Aprender a ler e escrever
É, um bem que todos devemos ter.
Saber ser alfabetizado
Nesse mundo onde com o diabo se faz contratos.
Saber diagnosticar as linhas abaixo,
Identificar letrinhas miúdas
E, compreender um pouco de tudo,
Isso muda o mundo.
Agradecer ao alfabetizador
Que te ensinou a ler e escrever,
No ABC da vida construir pontes
Para derrubares muros,
E, teres no futuro a certeza de vencer.
Contudo é possível aprender
De forma antiga, prestativa,
O ABC, pois te proverá além do ser, o ter.
Aprendendo escrever,
Transcrever o que se lê em bastão,
Para tua própria escrita de mão.
Conhecer a Vida,
Compreender melhor a Bíblia,
E, só aprender corretamente o ABC,
E, agradecer a quem te ensinou,
E, eu não esqueço as "tias" Marisa e Mariângela,
Do Instituto Costa Braga,
Que aos 5 anos me ensinaram e hoje agradeço pelo fato
De minha escrita, de minha Vida.
Tereza Cristina Gonçalves Mendes Castro

Tereza Cristina Gonçalves Mendes Castro, filha de portugueses: Deonilde e Francisco, formada em Química, pela: Faculdades Integradas Ibirapuera.
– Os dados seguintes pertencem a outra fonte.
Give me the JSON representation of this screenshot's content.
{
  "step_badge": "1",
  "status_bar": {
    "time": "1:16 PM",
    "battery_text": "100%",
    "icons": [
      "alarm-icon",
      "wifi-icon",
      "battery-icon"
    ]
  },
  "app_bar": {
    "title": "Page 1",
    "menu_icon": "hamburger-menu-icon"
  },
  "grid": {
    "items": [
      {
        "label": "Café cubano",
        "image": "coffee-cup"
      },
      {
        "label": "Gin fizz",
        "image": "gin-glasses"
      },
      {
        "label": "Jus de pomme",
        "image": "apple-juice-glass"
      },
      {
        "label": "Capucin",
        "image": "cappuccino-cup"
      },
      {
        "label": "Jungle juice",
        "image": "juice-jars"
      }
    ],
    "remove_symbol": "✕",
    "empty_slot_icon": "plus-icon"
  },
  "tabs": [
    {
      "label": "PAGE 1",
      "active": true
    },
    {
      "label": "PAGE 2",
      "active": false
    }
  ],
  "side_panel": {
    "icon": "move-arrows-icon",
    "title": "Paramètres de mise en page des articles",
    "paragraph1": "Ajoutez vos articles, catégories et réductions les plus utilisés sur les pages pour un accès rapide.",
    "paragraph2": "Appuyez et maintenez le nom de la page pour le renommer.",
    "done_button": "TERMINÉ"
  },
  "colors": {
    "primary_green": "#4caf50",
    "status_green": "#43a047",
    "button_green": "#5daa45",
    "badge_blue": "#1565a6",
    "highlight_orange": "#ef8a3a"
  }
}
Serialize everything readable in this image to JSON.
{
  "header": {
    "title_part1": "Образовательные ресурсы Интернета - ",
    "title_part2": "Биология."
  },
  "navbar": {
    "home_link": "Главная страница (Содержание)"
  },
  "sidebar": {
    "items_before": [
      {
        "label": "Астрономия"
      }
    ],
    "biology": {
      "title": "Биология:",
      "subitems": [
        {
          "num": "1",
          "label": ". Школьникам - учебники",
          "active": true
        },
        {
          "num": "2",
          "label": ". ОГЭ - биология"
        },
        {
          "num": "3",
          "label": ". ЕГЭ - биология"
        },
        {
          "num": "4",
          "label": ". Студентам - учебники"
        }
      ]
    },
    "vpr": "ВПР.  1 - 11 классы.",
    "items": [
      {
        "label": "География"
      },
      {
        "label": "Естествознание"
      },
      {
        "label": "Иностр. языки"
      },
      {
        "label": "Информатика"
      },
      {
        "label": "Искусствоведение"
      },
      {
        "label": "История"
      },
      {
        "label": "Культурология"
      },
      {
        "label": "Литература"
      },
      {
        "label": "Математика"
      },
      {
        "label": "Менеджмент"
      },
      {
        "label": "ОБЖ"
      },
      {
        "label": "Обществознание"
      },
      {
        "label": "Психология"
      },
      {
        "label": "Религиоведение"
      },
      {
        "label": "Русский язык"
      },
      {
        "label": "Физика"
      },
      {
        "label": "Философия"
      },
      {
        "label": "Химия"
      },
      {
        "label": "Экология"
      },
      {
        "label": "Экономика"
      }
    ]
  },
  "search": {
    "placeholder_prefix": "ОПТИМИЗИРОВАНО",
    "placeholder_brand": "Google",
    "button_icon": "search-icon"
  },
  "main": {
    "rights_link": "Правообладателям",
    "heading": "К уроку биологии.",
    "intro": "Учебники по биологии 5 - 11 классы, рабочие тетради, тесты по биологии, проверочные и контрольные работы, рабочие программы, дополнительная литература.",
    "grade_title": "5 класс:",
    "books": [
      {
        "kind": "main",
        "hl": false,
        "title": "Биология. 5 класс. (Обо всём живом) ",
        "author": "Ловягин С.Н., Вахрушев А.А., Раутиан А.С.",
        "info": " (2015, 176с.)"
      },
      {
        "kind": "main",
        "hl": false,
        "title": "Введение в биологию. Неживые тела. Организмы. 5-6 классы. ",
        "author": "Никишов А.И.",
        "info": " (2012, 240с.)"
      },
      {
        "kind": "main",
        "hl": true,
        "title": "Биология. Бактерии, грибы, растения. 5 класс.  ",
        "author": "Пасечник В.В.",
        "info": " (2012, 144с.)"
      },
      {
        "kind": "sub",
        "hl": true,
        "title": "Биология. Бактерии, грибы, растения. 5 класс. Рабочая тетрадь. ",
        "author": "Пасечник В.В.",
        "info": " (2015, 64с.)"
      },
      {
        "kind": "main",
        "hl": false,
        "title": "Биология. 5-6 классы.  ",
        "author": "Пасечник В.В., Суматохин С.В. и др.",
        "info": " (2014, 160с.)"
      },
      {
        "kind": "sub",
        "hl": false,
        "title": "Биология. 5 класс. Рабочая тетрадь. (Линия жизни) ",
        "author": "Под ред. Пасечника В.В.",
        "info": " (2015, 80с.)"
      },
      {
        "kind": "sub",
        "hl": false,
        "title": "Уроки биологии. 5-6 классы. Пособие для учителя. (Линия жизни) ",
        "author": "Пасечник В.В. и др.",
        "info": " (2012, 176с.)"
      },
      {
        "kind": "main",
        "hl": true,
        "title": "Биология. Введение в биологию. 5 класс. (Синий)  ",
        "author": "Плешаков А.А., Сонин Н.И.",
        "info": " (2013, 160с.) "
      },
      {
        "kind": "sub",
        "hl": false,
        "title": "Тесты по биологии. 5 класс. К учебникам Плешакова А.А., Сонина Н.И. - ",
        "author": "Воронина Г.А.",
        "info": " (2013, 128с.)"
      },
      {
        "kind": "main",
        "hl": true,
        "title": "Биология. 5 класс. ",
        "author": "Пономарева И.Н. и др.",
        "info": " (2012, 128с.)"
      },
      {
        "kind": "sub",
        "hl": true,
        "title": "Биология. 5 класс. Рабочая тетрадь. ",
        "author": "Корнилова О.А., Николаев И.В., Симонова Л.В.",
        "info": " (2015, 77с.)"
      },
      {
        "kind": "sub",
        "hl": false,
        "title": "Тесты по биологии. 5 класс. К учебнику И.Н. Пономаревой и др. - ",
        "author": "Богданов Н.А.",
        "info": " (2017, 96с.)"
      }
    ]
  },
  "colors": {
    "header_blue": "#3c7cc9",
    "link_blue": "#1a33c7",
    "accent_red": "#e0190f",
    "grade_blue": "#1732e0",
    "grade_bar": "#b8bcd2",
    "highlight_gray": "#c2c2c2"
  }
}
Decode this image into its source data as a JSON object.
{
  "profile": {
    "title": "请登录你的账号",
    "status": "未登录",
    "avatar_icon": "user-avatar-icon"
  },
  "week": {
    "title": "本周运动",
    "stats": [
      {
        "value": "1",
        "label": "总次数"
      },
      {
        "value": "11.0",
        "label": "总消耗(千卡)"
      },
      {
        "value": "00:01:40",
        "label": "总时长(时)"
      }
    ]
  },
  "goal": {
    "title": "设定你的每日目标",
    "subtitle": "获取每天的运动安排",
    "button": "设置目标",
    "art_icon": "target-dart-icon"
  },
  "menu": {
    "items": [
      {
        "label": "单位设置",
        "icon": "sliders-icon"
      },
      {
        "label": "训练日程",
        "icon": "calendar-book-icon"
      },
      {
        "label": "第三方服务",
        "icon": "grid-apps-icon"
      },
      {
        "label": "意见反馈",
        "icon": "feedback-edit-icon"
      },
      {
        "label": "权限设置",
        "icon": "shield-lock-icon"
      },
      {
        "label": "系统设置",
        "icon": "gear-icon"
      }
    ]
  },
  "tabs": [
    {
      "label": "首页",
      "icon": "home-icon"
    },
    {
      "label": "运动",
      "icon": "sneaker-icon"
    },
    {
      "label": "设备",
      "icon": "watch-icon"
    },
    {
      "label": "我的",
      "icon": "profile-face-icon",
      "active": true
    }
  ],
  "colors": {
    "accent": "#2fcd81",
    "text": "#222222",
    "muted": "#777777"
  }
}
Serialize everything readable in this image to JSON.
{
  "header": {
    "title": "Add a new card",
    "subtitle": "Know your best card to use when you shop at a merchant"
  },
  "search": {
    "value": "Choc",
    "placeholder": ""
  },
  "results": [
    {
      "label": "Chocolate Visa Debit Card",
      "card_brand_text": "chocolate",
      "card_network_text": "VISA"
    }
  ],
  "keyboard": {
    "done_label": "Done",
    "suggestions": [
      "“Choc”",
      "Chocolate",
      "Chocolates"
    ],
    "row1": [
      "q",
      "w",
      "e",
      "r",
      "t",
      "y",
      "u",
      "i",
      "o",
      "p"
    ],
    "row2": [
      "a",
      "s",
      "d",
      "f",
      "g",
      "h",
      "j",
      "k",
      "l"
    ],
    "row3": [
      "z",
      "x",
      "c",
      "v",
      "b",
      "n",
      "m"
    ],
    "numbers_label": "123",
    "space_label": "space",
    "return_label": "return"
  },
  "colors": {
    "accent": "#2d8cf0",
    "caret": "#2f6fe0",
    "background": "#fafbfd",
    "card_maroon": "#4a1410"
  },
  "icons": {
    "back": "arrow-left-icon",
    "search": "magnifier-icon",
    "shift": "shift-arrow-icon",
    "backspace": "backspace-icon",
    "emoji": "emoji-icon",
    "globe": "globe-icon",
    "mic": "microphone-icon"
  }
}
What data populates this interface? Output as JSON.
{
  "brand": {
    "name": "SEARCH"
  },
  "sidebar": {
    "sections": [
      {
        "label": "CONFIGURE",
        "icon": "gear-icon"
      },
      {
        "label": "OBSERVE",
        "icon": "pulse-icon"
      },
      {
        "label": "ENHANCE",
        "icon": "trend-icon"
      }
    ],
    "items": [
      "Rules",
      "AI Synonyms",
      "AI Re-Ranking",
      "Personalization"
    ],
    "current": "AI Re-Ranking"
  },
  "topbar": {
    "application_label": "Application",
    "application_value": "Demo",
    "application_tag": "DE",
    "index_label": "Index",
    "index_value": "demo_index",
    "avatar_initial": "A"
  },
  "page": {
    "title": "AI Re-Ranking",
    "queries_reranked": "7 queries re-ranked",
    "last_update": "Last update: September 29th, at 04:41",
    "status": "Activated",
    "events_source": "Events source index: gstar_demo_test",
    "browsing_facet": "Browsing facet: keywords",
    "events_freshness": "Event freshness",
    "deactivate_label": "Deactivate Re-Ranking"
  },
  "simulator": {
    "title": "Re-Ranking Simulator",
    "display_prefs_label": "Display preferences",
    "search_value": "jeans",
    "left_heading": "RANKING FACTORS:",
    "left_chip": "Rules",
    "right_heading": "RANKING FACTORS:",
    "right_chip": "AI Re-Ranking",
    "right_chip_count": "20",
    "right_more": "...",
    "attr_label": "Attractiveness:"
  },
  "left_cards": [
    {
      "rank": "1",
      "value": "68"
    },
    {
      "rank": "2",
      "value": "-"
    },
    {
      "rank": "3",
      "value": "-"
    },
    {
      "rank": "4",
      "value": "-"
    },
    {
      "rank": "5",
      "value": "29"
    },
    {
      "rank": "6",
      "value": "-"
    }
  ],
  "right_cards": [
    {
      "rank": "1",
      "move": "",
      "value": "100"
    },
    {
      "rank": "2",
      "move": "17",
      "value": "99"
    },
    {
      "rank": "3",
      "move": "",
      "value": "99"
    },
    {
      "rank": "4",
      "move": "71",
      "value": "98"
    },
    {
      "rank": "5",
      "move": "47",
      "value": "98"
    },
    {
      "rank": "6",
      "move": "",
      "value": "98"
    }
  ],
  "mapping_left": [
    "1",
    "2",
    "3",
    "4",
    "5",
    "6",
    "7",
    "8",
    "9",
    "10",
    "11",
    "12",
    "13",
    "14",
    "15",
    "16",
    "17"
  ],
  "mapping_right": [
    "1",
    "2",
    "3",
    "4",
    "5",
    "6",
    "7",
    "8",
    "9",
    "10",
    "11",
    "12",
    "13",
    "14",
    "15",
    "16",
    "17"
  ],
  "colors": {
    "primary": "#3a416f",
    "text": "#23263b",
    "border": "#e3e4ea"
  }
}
Escreve desde a tenra idade, possui vários manuscritos, como Rosa Branca, e assina como Téka Castro. Casada há 2 décadas com Eduardo Riveiro Castro, mãe de Alexia Cristina(bailarina), Emmanuel e Anna Clara. Professora na SEESP, na Escola Estadual Prof. Dr. Lauro Pereira Travassos, titular de Química.
Téka Castro numa noite de autógrafos Antologia  Conte Outra Vez.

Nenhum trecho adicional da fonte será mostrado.